Ghose, 59, has been a journalist since 1991, and was a primetime anchor for the BBC World on Question Time India. She is an author of biographies of Indira Gandhi and Atal Bihari Vajpayee.
A student of History who won a Rhodes Scholarship, she studied at St Stephen’s College, Delhi, and the Oxford University’s Magdalen College and St Antony’s College. The daughter of retired IAS officer Bhaskar Ghose, a former director-general of Doordarshan, she is married to journalist-author Rajdeep Sardesai.
“It is no secret that Rajdeep and Sagarika have been very close to Didi (Mamata) for years. They visit her in Calcutta and Delhi…. But nobody here knew either was mulling a career in politics,” said a Trinamul leader.

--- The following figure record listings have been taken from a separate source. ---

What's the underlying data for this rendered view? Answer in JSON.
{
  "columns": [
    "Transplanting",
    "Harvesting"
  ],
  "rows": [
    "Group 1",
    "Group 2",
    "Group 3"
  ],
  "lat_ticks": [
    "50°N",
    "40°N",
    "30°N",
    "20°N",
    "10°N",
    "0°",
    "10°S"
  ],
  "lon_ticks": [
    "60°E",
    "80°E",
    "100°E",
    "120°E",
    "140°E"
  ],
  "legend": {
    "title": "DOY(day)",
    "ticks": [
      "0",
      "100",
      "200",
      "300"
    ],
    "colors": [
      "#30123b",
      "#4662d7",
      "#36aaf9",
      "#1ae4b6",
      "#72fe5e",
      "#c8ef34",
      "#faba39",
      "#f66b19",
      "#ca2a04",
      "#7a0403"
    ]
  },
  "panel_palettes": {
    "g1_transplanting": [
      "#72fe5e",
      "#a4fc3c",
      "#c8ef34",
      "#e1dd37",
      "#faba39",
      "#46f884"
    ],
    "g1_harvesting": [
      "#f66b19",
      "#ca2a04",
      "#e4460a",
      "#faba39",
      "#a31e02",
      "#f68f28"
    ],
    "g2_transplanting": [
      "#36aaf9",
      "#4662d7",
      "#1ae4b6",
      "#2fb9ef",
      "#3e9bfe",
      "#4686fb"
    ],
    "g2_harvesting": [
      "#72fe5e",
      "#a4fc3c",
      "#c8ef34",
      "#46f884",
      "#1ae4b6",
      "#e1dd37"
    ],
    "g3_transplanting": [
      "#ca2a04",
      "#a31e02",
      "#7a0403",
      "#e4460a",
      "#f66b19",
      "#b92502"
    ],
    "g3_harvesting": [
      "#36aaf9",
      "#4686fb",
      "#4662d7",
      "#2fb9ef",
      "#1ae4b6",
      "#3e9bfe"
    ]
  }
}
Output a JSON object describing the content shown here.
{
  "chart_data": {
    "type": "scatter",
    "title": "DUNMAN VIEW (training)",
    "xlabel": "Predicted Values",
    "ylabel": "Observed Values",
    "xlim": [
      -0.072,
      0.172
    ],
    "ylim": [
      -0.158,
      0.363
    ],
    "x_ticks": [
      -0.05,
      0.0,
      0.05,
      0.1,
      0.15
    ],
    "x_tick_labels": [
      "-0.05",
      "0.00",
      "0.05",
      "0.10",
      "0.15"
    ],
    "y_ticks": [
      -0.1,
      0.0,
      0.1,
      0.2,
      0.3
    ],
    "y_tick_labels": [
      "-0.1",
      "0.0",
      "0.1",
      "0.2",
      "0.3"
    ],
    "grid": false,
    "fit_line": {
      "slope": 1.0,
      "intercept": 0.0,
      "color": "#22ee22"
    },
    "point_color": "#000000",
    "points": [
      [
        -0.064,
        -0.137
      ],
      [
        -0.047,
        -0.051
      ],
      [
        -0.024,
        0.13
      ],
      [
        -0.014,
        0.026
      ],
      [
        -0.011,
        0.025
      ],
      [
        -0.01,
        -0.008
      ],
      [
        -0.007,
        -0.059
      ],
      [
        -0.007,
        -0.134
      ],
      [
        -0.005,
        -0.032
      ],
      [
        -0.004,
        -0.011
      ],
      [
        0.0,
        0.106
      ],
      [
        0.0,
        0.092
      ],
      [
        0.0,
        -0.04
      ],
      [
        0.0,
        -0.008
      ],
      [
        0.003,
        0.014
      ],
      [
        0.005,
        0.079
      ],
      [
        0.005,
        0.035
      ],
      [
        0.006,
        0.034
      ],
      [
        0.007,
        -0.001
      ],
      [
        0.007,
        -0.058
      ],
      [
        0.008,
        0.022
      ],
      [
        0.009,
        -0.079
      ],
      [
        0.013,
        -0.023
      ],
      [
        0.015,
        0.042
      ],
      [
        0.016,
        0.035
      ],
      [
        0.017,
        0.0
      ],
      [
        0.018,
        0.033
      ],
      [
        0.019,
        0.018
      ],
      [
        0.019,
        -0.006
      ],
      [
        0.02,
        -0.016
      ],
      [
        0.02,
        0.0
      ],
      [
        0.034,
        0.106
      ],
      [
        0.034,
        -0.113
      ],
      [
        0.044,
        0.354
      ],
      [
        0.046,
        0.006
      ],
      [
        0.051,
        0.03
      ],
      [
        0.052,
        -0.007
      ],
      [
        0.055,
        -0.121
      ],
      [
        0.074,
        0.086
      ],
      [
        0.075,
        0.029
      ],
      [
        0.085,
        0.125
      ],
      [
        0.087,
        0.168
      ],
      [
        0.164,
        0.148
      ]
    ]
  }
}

With the three women, the number of Trinamul’s women MPs in the Rajya Sabha would jump to five from two, out of its 13 Upper House members. In the Lok Sabha, Trinamul has eight women in its total of 22 MPs, excluding the recently expelled Krishnagar MP Mahua Moitra.
“The chief minister struck a deft balance, ensuring better representation of not only key sections of the Bengal electorate but also the northeast, where the party aspires to grow. She also ensured that in Ghose and Dev, Trinamul would have in the Parliament two powerful, anti-BJP voices that are women,” he said, underscoring Mamata’s unwavering focus on empowering and wooing women.
Dev expressed her gratitude to Mamata.
“She has given me a chance to go to the Rajya Sabha again…. Mamatadidi has proven how much she supports women’s empowerment,” Dev said. “I don’t think many women from the northeastern states… have got the chance to reach Rajya Sabha twice.”
Another Trinamul MP saw “cleverness” in the candidatures of Thakur and Haque.
“The Matua leader, in the form of Mamata Bala, and the Muslim author-journalist-intellectual, in the form of Nadimul, are good, sensible choices,” he said, referring to two crucial communities in the Bengal electorate.
The three outgoing members denied re-nomination are the party’s Diamond Harbour-Jadavpur organisational district unit chief Subhasish Chakraborty, Ranaghat’s Scheduled Caste face Abir Ranjan Biswas, and north Calcutta physician Santanu Sen.
“They were deemed to have, somewhat, underperformed in Parliament,” said a Trinamul MP.